KAEP für Krankenhäuser
Krankenhäuser müssen auf Krisen vorbereitet sein, von Massenanfällen von Verletzten (MANV) bis zu komplexen lebensbedrohlichen Einsatzlagen. Die AUC Akademie der Unfallchirurgie GmbH und Dräger haben deshalb eine neuartige Kooperation gestartet: eine integrierte Stabsrahmenübung, maßgeschneidert für Kliniken. Dieses Training – eine Krisenstabsübung speziell für Krankenhäuser – kombiniert medizinische Notfallversorgung (TDSC® Modul) und strategische Stabsarbeit (Krankenhausalarm- und Einsatzplanung, KAEP) in einem realistischen Szenario. Vorteil: Operative und strategische Führungskräfte trainieren gemeinsam, direkt an Ihrem Klinikstandort und entwickeln das eigene System der Krankenhausalarm- und -einsatzplanung weiter.
Integrierter Ansatz: Operative Medizin & Stabsarbeit Hand in Hand
Unsere Stabsrahmenübung TDSC®/KAEP vereint zwei zentrale Elemente des Klinik-Krisenmanagements in einer Gesamtsimulation:


Integrierter Ansatz: Operative Medizin & Stabsarbeit Hand in Hand
- TDSC® (Terror and Disaster Surgical Care) – halbtägiges Intensivtraining für operative Führungskräfte in der Notfallmedizin. Dieses Modul bereitet chirurgisches Personal (z. B. Unfallchirurgen, Notfallmediziner) auf Terror- und Großschadenslagen vor, inkl. Sichtung (Triage), Ressourcenpriorisierung und simulierten Massenanfall-Szenarien.

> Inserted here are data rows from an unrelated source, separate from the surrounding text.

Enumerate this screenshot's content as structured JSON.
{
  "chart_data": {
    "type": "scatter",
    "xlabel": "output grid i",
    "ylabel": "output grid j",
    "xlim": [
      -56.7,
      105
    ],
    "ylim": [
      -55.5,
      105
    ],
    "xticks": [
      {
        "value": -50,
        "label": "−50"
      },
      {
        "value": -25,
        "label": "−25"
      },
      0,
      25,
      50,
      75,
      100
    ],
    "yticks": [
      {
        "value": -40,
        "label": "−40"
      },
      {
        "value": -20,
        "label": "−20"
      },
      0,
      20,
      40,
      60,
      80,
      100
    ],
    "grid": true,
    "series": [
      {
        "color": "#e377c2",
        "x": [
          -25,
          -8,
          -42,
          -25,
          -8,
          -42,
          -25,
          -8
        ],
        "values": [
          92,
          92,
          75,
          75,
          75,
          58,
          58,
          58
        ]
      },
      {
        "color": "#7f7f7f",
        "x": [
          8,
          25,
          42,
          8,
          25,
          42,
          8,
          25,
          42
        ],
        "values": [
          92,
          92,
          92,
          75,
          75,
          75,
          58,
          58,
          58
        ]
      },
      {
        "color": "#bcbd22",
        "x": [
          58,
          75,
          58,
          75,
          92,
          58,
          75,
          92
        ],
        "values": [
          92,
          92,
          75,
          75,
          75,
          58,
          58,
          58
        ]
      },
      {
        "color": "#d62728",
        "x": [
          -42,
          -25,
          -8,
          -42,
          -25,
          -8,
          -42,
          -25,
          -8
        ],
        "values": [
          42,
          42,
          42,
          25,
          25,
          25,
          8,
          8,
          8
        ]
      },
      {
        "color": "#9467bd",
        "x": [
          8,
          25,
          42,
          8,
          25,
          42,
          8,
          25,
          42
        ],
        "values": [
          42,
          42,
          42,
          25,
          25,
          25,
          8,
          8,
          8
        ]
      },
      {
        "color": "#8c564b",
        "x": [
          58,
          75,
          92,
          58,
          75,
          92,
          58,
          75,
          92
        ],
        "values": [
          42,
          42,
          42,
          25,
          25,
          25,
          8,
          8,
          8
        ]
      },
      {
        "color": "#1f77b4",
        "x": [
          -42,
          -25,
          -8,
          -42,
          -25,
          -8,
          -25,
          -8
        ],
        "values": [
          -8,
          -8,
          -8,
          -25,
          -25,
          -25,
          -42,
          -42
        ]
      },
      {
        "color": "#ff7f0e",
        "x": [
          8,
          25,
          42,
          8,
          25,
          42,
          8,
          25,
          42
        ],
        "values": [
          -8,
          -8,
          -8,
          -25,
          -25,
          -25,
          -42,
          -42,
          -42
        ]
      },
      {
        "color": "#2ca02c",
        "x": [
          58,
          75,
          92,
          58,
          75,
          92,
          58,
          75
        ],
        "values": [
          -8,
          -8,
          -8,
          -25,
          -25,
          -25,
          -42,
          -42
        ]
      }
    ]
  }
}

- Krankenhausalarm- und -einsatzplanung (KAEP) – Übung der strategischen Krankenhauseinsatzleitung (KEL) als Krisenstab. Hier trainieren Ihre Klinikleitung und Stabsmitglieder Entscheidungsprozesse, internes Lage-Management, Ressourcensteuerung sowie die Kommunikation innerhalb des Krankenhauses und mit externen Einsatzkräften.
Synergie-Effekt: Durch die kombinierte Übung fließen operative Behandlungsabläufe direkt in die Stabsarbeit ein. Dies deckt potenzielle Lücken an den Schnittstellen zwischen medizinischer Versorgung und Management auf und ermöglicht passgenaue Optimierungen.
Für wen ist die Stabsrahmenübung geeignet?
Diese Krisenstabsübung im Krankenhaus richtet sich an alle Akteure, die im Ernstfall zusammenwirken müssen:
- Mitglieder der Krankenhauseinsatzleitung (z. B. Klinikdirektion, Verwaltungsleitung, Krisenmanager)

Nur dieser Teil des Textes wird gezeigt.